By Our Reporter
Students with disabilities owe it to themselves to seize opportunities lying beyond policies and programmes that government and non-governmental organisations provide.
Paul Ajuwon, a US-based professor of special education, said this in his speech at the fourth edition of Make A Difference (MAD 4.0) in the University of Lagos, Akoka, on July 25.
“Those of us students with disabilities have to be at the fore front of disability advocacy so our efforts complement what the government and NGOs are doing,” he said.
The National Association of Nigerian Visually Impaired Students (NANVIS, UNILAG), according to its president Isaac Ajibade, organized the event to showcase the abilities of its 75 members, and expose them to opportunities.
Ajuwon recapped how he had the luck of getting off to a good start—as part of the pioneers of Pacelli School for the Blind in Lagos.
The Catholic missionary special school has been providing blind children with basic and vocational education since the 70s.
Despite his poverty, Ajuwon said more opportunities came his way to study in the US and Canada. He later got the opportunity to lecture at the University of Jos before getting another to administer a special school in the US.
Prof.
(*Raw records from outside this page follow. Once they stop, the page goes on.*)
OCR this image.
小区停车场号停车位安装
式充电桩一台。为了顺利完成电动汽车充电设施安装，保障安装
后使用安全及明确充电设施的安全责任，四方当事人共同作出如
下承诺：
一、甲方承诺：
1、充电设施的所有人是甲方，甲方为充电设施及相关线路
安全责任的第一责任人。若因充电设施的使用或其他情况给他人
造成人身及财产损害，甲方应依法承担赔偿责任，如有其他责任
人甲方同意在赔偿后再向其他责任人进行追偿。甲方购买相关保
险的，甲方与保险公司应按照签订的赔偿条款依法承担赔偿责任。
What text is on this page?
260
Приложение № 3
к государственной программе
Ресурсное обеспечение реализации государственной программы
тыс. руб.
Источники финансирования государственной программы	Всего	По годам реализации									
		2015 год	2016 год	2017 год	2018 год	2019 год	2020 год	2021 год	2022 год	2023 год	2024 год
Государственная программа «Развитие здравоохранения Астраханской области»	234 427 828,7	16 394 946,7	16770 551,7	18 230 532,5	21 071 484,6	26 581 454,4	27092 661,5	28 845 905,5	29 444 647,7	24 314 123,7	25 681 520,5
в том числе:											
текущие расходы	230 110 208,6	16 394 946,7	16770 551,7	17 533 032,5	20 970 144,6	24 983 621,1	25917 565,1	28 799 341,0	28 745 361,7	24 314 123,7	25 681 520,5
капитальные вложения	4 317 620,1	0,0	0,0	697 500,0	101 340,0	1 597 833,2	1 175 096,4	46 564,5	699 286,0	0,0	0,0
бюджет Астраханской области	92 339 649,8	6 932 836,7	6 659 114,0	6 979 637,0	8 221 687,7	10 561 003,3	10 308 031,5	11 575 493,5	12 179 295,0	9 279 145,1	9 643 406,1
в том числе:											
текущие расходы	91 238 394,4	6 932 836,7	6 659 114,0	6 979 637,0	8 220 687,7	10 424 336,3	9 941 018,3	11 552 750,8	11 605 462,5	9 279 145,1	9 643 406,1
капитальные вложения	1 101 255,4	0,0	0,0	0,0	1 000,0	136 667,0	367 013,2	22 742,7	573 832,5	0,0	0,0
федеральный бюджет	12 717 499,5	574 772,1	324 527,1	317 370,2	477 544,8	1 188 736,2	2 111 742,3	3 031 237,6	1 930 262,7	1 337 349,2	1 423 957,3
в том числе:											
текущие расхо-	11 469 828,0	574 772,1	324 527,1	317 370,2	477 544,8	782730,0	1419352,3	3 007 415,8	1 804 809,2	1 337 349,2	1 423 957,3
Ajuwon
The Fullbright scholar, however, noted opportunities, especially abroad, are dwindling now.
“The president of our county is pursuing an America First policy,” he said, noting how this has limited access to opportunities for overseas students.
But he advised those with ambition to search online, and link up with established professors for mentorship and graduate assistance opportunities.
“Those students who took my advice have found opportunities that way,” he told the gathering of blind students.
The list of speakers at the event included UNILAG lecturers, staff advisers, Pacelli and UNILAG alumni, and past members of NANVIS. They emphasized the need for blind students to strive harder for recognition and opportunities that life, technology, and governments present.
The government is actually trying its best with disability policies, according to Ajibade.
“If you look everywhere you see ramps—I am speaking for the physical cluster now. We blind students are fairly mobile so we don’t need any special accessibility,” he told ER. “But we are asking the government to get us digital braille and other digital assistive devices in the blind resource centre.”
Parts of the event showcasing the abilities of the participants included the recognition and cash awards for four students with 4.0 grade point and above; recognition of hardworking excos; and audition of music talents.